With that strong wind from the north, I had worked my way around so I finished at the camps on the east shore. The gusts were at an angle to the dock on which I stood and the trees behind me left no room for a conventional cast, so I cast sidearm, with my line parallel to the surface. My weighted nymph was blown in and behind my head on the back cast, and I had to hop over my line as I brought my rod forward with my elbow straight up. My fly sailed out, was caught again by the wind, and headed for the trees but I saved it by hauling line and bringing my rod back, thereby hooking it in my hat instead.
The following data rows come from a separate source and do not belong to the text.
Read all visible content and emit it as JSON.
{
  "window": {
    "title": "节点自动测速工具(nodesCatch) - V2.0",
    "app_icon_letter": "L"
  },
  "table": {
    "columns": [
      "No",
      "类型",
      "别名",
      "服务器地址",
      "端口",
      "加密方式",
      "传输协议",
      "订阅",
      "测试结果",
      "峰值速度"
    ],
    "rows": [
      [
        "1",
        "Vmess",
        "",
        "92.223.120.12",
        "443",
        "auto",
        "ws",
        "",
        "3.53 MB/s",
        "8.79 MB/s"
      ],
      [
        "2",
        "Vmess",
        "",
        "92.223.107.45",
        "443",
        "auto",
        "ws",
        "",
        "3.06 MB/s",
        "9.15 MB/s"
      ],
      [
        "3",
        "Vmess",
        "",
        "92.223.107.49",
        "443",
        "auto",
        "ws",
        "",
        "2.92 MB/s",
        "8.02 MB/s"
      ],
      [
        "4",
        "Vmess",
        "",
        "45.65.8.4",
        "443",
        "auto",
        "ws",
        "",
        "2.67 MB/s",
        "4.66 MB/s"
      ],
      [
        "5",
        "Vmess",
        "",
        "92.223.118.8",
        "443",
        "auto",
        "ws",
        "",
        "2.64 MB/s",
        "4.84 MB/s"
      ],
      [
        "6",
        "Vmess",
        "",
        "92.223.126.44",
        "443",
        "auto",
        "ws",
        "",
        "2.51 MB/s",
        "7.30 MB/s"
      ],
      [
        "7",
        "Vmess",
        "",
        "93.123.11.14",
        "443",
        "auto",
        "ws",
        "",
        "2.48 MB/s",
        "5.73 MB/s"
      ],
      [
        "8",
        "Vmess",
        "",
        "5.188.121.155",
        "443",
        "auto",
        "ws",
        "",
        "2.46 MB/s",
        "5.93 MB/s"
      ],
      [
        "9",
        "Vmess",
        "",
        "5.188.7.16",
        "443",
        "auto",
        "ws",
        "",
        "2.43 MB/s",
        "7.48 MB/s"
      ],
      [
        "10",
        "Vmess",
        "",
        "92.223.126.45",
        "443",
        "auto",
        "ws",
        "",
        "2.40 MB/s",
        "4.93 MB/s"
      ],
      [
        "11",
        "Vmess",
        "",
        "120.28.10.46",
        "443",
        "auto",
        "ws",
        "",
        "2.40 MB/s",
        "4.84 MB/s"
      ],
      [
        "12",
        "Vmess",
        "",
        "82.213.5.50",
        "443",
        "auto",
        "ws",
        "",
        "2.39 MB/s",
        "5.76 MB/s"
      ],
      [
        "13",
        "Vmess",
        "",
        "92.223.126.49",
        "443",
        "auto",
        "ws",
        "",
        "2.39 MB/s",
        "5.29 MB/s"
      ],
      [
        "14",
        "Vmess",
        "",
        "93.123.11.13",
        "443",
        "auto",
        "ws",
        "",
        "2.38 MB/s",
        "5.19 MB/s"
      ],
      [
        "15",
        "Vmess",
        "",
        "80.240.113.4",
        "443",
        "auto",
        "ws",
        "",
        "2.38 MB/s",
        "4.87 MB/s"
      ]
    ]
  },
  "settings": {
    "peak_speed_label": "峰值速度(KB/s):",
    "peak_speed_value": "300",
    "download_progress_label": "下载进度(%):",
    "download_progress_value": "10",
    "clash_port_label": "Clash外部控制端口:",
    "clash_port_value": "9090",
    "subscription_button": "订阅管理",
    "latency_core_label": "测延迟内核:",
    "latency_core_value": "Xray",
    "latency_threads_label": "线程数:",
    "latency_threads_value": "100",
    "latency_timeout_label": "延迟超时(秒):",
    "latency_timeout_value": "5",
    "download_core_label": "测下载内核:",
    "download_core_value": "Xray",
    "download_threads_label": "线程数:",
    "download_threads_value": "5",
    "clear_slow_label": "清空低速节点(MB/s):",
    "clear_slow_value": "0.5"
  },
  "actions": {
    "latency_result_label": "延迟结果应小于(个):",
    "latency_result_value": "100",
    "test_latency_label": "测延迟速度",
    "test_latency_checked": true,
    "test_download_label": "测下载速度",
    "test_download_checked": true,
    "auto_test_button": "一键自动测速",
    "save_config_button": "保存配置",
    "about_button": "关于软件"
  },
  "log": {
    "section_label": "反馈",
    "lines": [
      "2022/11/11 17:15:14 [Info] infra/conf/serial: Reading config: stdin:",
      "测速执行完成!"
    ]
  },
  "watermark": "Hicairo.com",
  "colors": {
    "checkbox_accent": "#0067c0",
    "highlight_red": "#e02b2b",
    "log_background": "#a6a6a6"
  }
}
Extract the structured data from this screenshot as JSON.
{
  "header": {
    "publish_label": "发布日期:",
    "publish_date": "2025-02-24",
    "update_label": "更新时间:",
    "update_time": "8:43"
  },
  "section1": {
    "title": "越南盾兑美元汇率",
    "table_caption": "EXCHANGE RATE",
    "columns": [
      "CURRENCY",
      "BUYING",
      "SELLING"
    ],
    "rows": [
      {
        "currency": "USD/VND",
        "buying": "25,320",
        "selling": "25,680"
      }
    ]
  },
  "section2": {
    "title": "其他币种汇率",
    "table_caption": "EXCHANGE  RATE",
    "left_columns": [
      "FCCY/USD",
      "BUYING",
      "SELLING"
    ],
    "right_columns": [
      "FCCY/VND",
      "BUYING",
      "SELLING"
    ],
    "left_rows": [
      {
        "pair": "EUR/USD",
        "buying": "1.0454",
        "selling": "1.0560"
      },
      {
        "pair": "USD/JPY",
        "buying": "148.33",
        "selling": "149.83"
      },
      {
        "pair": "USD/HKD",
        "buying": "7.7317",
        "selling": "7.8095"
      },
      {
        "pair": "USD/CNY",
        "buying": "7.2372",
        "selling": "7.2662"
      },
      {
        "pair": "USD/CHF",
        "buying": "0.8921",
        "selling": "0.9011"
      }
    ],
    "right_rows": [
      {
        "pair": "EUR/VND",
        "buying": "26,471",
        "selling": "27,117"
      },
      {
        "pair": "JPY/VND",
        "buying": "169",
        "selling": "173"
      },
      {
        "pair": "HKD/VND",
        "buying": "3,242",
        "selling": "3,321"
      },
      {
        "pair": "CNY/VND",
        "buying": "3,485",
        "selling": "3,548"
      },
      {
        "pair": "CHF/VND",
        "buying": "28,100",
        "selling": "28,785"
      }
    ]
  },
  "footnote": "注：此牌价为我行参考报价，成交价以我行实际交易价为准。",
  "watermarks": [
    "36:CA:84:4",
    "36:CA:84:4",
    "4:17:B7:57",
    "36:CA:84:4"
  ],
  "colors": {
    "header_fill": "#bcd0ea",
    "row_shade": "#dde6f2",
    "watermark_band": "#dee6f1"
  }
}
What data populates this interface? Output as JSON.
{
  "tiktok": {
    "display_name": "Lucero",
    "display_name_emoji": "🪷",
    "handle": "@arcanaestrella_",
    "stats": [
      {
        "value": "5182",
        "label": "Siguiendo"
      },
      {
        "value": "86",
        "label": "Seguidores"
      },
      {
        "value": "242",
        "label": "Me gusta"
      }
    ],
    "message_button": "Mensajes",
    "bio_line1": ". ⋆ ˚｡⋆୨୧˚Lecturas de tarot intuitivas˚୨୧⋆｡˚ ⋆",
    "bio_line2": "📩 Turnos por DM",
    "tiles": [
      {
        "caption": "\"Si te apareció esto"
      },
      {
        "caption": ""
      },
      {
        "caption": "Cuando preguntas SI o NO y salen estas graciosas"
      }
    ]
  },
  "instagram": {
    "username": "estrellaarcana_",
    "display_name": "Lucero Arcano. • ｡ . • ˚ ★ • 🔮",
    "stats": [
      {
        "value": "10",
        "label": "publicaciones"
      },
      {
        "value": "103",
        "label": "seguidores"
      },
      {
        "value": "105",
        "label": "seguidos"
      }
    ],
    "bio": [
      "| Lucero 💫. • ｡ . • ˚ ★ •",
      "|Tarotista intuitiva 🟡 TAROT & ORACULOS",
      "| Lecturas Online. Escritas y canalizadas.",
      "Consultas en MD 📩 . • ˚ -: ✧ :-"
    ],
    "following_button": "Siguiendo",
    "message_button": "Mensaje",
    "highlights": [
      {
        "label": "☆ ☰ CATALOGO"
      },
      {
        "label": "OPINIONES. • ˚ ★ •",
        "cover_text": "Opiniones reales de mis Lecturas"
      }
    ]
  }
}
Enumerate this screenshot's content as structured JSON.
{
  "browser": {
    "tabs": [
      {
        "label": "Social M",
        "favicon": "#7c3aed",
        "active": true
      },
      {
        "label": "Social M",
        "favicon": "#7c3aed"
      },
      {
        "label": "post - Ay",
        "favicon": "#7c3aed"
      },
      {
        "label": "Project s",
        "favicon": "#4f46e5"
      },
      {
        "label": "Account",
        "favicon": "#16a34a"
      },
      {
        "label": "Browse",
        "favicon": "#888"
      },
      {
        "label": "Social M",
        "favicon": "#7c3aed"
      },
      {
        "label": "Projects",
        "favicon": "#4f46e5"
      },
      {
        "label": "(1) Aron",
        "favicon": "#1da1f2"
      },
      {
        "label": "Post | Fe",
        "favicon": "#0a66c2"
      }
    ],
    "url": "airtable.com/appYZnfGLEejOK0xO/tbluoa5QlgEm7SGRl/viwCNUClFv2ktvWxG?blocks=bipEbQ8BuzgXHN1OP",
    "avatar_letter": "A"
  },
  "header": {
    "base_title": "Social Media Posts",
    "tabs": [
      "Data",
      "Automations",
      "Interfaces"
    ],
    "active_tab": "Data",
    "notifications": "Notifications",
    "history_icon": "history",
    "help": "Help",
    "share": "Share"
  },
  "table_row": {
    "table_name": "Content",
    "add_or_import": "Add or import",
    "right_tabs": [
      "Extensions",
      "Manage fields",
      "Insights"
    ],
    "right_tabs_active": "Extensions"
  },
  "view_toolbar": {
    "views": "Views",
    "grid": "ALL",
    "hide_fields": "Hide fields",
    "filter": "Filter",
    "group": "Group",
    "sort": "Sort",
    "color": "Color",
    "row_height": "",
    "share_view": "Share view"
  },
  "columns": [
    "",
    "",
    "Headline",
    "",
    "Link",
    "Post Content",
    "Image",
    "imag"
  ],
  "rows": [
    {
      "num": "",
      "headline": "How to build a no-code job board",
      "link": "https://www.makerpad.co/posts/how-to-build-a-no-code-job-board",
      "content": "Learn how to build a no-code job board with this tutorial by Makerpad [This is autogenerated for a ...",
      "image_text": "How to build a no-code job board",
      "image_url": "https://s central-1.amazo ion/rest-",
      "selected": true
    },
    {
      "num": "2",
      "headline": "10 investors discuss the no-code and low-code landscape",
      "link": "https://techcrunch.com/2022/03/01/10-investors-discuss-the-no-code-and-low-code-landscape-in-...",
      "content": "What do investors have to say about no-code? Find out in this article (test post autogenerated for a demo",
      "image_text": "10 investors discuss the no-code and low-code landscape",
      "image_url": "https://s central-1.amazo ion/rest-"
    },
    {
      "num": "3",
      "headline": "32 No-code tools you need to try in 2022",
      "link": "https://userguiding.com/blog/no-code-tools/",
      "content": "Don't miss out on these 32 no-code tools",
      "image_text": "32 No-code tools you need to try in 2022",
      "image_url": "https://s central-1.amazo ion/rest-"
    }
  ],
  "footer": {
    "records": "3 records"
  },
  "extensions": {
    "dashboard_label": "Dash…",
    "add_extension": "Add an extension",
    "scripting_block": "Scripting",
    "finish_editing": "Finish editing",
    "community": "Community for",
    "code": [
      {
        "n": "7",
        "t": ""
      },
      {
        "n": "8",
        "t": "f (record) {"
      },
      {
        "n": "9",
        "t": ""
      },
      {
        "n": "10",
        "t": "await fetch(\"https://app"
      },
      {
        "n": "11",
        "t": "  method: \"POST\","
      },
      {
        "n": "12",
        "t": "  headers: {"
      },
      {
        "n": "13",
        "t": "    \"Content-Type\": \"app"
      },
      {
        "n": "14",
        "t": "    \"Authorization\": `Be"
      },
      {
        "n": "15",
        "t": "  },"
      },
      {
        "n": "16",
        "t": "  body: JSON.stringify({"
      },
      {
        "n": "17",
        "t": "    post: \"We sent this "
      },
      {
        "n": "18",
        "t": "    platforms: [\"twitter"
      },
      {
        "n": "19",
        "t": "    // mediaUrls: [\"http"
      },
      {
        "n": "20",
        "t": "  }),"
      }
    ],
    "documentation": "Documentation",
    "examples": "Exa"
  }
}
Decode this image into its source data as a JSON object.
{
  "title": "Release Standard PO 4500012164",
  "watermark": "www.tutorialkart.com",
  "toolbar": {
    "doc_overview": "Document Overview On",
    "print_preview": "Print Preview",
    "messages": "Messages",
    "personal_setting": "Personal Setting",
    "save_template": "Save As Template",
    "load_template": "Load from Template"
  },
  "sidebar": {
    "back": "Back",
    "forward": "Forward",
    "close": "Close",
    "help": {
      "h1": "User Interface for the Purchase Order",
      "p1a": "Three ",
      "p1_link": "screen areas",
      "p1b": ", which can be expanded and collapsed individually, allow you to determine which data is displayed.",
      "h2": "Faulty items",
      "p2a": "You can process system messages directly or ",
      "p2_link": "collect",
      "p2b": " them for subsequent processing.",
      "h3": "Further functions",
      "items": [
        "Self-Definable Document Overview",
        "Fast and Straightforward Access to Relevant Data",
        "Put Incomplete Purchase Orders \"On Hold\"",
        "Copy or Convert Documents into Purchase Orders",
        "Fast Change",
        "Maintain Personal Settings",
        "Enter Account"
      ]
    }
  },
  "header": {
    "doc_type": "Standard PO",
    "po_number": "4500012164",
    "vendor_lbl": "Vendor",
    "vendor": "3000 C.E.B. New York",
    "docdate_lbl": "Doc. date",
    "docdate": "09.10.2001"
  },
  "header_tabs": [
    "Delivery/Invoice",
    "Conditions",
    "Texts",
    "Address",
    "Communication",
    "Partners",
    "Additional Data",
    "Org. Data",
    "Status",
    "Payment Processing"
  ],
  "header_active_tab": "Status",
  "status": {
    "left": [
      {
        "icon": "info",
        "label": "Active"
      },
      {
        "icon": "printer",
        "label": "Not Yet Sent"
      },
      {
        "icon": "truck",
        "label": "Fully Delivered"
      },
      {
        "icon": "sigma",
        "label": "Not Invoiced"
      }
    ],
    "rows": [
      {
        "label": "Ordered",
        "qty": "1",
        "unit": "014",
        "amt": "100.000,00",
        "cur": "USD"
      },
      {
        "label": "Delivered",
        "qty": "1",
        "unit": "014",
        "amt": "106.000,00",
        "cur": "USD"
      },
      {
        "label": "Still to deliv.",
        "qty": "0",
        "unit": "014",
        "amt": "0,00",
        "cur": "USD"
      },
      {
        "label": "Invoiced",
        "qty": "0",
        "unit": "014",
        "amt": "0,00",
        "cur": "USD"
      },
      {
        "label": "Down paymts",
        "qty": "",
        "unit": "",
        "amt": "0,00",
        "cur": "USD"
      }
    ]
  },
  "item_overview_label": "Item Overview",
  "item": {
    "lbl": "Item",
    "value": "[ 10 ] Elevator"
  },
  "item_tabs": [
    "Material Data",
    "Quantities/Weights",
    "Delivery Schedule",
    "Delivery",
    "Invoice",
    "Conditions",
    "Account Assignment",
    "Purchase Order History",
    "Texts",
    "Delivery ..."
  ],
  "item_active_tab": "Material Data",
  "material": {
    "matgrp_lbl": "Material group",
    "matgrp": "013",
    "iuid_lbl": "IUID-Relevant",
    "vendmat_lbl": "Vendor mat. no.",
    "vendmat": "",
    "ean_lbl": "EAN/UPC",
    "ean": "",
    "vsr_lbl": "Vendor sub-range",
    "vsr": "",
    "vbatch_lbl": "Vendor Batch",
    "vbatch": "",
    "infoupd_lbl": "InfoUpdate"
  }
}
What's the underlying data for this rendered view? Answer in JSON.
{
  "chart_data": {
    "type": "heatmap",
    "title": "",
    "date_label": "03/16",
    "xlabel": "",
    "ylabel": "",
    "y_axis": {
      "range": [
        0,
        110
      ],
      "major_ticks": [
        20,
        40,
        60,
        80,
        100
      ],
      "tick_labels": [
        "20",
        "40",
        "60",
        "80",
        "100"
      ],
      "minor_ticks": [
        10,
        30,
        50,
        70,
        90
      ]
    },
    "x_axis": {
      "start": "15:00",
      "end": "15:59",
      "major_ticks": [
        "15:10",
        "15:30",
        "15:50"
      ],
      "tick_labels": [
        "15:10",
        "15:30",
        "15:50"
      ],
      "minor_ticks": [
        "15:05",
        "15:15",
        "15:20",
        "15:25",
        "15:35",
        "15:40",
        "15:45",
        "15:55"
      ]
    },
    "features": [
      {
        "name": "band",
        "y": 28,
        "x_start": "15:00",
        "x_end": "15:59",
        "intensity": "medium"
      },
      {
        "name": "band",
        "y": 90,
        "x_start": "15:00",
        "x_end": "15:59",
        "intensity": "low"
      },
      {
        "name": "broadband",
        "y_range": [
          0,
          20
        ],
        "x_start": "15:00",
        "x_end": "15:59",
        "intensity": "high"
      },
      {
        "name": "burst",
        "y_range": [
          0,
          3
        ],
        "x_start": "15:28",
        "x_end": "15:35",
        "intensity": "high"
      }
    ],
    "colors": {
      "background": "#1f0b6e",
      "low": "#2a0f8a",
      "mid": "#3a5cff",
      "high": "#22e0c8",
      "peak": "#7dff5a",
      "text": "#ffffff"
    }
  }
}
Things went a little better after that, once I got the hang of hauling, ducking, and hopping, but the sideways-blowing wind shifted and became so strong that, at the end of one cast, my line was simply suspended in the air with my fly flapping wildy in the breeze. I lifted my rod and I lowered my rod but my line would not drop and my fly would not hit the water. It was quite a puzzle, figuring out how to get that fly wet, but no matter what I tried it returned to the same position, thirty feet out and three feet above the waves. Not even the quarter-inch sleet balls from a passing squall could knock it down. I needed a heavier fly.
The danger quotient went up considerably, I know, but I managed to launch a big, weighted Slump Buster across the gale and it sank like a stone. Stripping it in, I felt a tug on the third pull and set the hook hard. My rod bent deeply as it was raised and I could tell immediately by the action on the other end that I had hooked into one of the biggest, meanest logs on this side of the lake. Taking solace in that at least I had fished, I tugged until the tippet broke and my line came free, thrashing uncontrollably in the wind and nearly whipping me to death as I reeled in.
So, if you find yourself on some lonely country road and come across a large, hairy man wearing big boots, dirty clothes, and smelling of sewage and bacon, you may wonder what the heck he’s doing, swinging and ducking and hopping in the driving sleet. You might even be envious, I don’t know. People think all kinds of things when they see Quill Gordon, living the dream.